Unfortunately, I doubt anyone will really listen, and we’ll go that direction regardless of any common sense or rational thinking. American exceptionalism relies on the very nature of believing in irrational outcomes to rational thinking. Think of it as a game theory where the result is an expectation of the highest payoff with the least possible chance of happening, but expecting it nonetheless. That’s kind of where we are today. I’d say more but American Idol is coming on soon, and we all know what’s more important.

I’m so glad I don’t work for Vasily Boiko

If you live in Russia and work for Russkoye Moloko, which means “Russian Milk”, it’s not just good enough that your job is done well. You also have to kowtow to everything that falls under the rules of the Orthodox Church. It seems that “Boiko the Great”, as he likes to call himself, has determined that having an abortion is a firing offense. He says it is murder and will not employ anyone like that. One woman is currently on the chopping block as a result. But that’s not all. He also thinks that if you’re “living in sin”, you’re wrong and should be fired. He has given an ultimatum that will be carried out on October 14 (a holy Russian, Orthodox day). If you are living in sin after that, you’re fired.
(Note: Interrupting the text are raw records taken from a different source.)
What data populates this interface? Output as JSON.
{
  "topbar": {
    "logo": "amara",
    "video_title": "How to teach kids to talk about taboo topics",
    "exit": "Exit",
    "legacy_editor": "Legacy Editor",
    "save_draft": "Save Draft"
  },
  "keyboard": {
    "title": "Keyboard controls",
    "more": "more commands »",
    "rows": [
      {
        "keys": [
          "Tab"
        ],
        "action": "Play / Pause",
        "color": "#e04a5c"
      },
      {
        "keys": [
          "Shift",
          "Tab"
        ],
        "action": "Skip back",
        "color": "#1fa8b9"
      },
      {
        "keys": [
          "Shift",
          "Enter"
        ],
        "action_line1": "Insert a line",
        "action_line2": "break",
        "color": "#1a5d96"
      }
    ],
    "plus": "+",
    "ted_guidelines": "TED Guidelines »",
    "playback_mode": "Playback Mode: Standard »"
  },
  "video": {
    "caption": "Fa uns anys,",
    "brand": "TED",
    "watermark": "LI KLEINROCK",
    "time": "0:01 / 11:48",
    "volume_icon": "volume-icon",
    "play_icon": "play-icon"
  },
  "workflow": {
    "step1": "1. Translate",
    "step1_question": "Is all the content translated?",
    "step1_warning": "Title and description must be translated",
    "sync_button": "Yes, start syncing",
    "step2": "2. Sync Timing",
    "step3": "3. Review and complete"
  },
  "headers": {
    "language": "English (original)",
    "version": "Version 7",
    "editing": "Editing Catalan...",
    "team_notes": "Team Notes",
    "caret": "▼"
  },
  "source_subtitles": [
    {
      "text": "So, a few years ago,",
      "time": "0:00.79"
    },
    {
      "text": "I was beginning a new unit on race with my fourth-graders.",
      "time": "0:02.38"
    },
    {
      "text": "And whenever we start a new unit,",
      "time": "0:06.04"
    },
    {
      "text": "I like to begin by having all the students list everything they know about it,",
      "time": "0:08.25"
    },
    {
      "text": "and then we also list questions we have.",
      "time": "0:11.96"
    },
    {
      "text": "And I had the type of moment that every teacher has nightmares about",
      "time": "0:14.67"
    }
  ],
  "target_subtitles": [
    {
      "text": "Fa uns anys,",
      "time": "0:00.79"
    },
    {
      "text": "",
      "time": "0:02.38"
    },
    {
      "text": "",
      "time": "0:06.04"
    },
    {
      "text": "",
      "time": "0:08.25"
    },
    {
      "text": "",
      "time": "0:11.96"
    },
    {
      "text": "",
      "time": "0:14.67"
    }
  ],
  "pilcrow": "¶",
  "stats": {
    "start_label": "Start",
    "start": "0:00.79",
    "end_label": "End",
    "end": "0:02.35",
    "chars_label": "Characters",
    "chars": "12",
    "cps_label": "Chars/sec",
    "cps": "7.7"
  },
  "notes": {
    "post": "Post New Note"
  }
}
What’s interesting is that even if you’re not of the Orthodox religion, he doesn’t care. You’re still going to be fired. What’s even more interesting is that this is not a man without sin either. This guy just served time in prison for fraud allegations in 2007, which really isn’t that long ago. So because HE found religion in prison, suddenly everyone else has to suffer as a result.
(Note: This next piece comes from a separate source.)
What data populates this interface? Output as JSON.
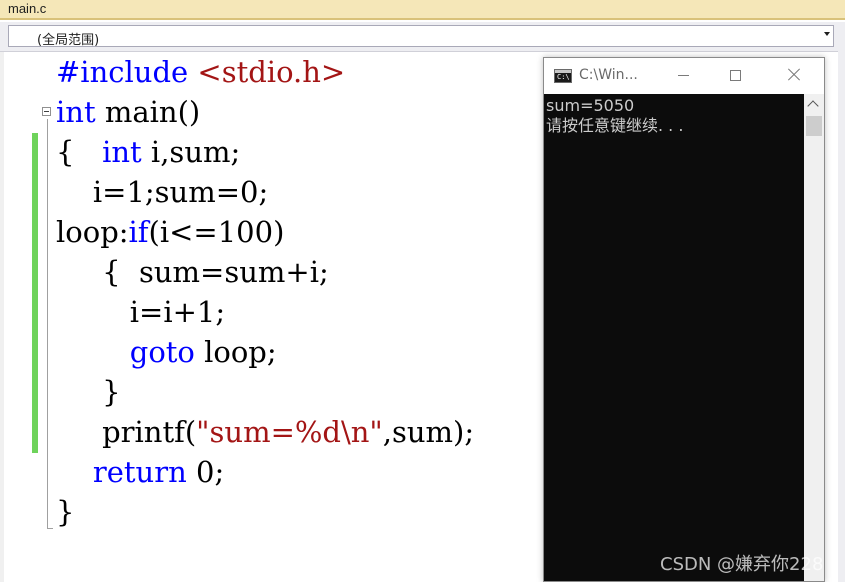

All I can say is that I’m fortunate that I don’t work in that environment. While there are times when my own geographical area scares me religious-wise, as the locals can be somewhat dogmatic about religions that aren’t mine, and there have even been times where I’ve seen that filter over into the work environment, at least my job hasn’t been at jeopardy because one lunatic decided that his way is the only way. It’s one of those things that has scared me for quite some time because as an amateur philosopher-scientist and writer, I find myself often at odds with practically everything and everyone around me. I’ve always been open to everyone else, even to the point where I don’t care what religion other people are, and I’m not going to be expending any energy trying to convert other people to my own religion. Let people worship what they want to worship, even if they’re all wrong and going to Gre’thor when they die (Klingon Hell for those not versed in Star Trek mythology). Everyone has his or her own religious beliefs, and I think that’s wonderful. What is not wonderful is when some moron thinks that his or her own religious beliefs should be worshipped by everyone, including those who aren’t of that particular faith.

I’m fortunate that I live in a society where I don’t have to worry about such things. But that may not always be the case. It doesn’t take much for a lot of stupid people to start forcing their values and norms on everyone else. It also doesn’t take a lot of time either. Mobs of stupid people have been known to destroy the very foundations of enlightened societies, but unfortunately people don’t take lessons from history or psychology. They take lessons from their own hearts, and as comforting as it may be to them, it’s not all that comforting to people who are not them. Just imagine being told that your very livelihood (and sometimes even your life) depends upon bowing down to a religious entity you don’t believe in. And then imagine forcing someone else into that same paradigm. That’s why I don’t push my own religious values on others. Unfortunately, there are way too many people who don’t feel the same way.

Vasily Boiko is one of them, and things in Russia just got really crappy for a lot of people who were probably minding their own business until this ultimatum came upon them. It’s amazing how one powerful, shitty person can ruin the days of so many.